In my opinion, being a bridesmaid is one of the most rewarding and exciting parts of a friendship. A bride can choose anyone to be by her side, and she chose you! But with the excitement that comes with her asking you to be a part of her squad, comes a sense of responsibility and expectation. It all really depends on the bride and what she is expecting your role to be. So, before you say “YES!”, consider the things below to prepare for an engagement of planning. As a disclaimer, I’ve been in five weddings including being a maid of honor and bridesmaid. I’ve also been a bride, so this advice is coming from both sides.
You want me to pay how much?
Yep, get ready to spend a lot of money. Even if the bride is low key. All of the festivities, dress, accessories, gifts, possible travel, etc will add up. I think the safe number to consider is $500. This number is just an estimated number to start saving. It could increase easily (especially if you are traveling) or it could be less. As a bride, I wanted to try and keep in consideration my bridal party and try to help with certain costs. For example, I wanted their hair and makeup professionally done. I paid for their makeup and a part of their hair for the wedding day. They paid for the rest of their hair and bridesmaid dress. Since they had long dresses, I let them wear whichever nude colored shoes they wanted. They spent enough on gifts, bachelorette party festivities and other things that I wanted to help with some costs.
Picking out a dress, I’ll only wear one time.
Sometimes the bride will have a bridesmaid dress picked out already. Some brides give you full control. At the end of the day, it’s not about you and your style. It’s really about the bride. So, if she has a specific look in mind, go with it. Don’t fight it or question why she likes a specific look. If you have the freedom to choose a dress, then you are able to have some fun with different styles and even the cost. Most bridesmaids dresses are going to be expensive for wearing it one day. If you are worried about the cost, do not talk to the bride about it. I know that this is blunt – but she shouldn’t have to make accommodations for you, when you agreed to be by her side. When you said yes, that included all the costs that come with it. Instead, talk to the store or other bridesmaids about figuring out a payment plan. Brides, if you are thinking the dress you want your bridesmaids in will be more costly, try to give them a heads up, if possible. This will allow them to have more time to save up the money.
What’s my role for the bachelorette and shower festivities?

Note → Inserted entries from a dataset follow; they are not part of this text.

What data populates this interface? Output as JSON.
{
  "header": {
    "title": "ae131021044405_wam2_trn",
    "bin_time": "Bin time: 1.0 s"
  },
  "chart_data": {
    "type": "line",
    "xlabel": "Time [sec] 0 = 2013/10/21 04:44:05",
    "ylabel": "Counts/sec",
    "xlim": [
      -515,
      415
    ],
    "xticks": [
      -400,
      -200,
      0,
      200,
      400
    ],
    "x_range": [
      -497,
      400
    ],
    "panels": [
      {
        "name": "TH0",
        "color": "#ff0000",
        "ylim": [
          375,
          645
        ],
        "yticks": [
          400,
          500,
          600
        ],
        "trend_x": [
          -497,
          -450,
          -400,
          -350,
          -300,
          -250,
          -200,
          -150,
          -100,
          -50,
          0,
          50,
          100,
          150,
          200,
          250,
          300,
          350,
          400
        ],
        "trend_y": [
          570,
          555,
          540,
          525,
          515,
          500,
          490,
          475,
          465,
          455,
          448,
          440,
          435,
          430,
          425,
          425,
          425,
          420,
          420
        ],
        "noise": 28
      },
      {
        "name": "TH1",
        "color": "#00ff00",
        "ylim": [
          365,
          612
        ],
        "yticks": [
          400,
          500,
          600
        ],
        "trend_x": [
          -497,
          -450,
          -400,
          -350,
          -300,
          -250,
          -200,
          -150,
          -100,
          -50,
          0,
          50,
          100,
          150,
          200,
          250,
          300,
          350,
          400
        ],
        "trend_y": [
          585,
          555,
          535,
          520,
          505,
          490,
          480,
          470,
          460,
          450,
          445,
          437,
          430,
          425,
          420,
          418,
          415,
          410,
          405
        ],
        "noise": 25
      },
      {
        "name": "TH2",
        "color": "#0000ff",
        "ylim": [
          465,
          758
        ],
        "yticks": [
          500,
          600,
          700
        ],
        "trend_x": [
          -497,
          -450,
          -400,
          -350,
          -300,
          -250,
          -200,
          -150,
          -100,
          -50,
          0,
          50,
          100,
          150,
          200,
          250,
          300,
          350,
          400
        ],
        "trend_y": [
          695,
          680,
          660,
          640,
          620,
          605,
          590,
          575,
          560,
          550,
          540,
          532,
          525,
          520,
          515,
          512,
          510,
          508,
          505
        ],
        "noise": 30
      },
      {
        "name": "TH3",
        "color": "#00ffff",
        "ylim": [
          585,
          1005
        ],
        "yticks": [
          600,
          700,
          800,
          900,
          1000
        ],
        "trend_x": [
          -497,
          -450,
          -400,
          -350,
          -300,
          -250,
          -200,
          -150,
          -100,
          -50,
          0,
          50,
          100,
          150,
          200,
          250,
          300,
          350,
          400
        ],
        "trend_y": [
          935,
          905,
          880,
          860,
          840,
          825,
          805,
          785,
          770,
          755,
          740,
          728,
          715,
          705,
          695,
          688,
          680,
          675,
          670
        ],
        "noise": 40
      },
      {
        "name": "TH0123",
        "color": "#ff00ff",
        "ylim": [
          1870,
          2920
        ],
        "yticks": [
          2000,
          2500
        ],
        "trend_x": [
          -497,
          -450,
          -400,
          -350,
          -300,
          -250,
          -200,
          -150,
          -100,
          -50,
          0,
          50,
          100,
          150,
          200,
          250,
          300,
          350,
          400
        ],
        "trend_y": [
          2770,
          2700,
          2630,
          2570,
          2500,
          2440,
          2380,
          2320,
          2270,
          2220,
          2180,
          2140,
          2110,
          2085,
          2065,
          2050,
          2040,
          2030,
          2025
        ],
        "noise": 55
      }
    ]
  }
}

This can be expensive and the biggest part of planning for a bridesmaid. Most assume you are getting both a bachelorette party gift and a shower gift. Work with the group or another bridesmaid to get a combined gift if money is an issue. In regards to planning the bachelorette party, that is all done by the bridesmaids. The maid of honor usually talks to the bride, to get some guidance, then will touch base with the rest of the group. Try and be as detailed as possible. That way, there are no misunderstandings within the group. For the shower, in many cases, this is hosted by the family of the bride and groom. If that is the case, reach out to the host to see how you can help! If there is no one hosting, talk with the bride about what her vision is for it. Although the wedding day is the most important day, these two other events are very important too and play a vital part leading up to the big day.
As a bridesmaid, you may feel overwhelmed or frustrated. But try to think of it from the brides point of view. The amount you are spending, as a bridesmaid, should not dictate your relationship with the bride. Your comments to the bride will stick with her and can really hurt. Which is why some weddings break up friendships and even family! Brides, remember to appreciate your bridesmaids and acknowledge their hard work. Whether you are a bridesmaid or bride, remember one thing…it’s only ONE day!
What are some things you learned from being in a wedding? Any brides with horror stories?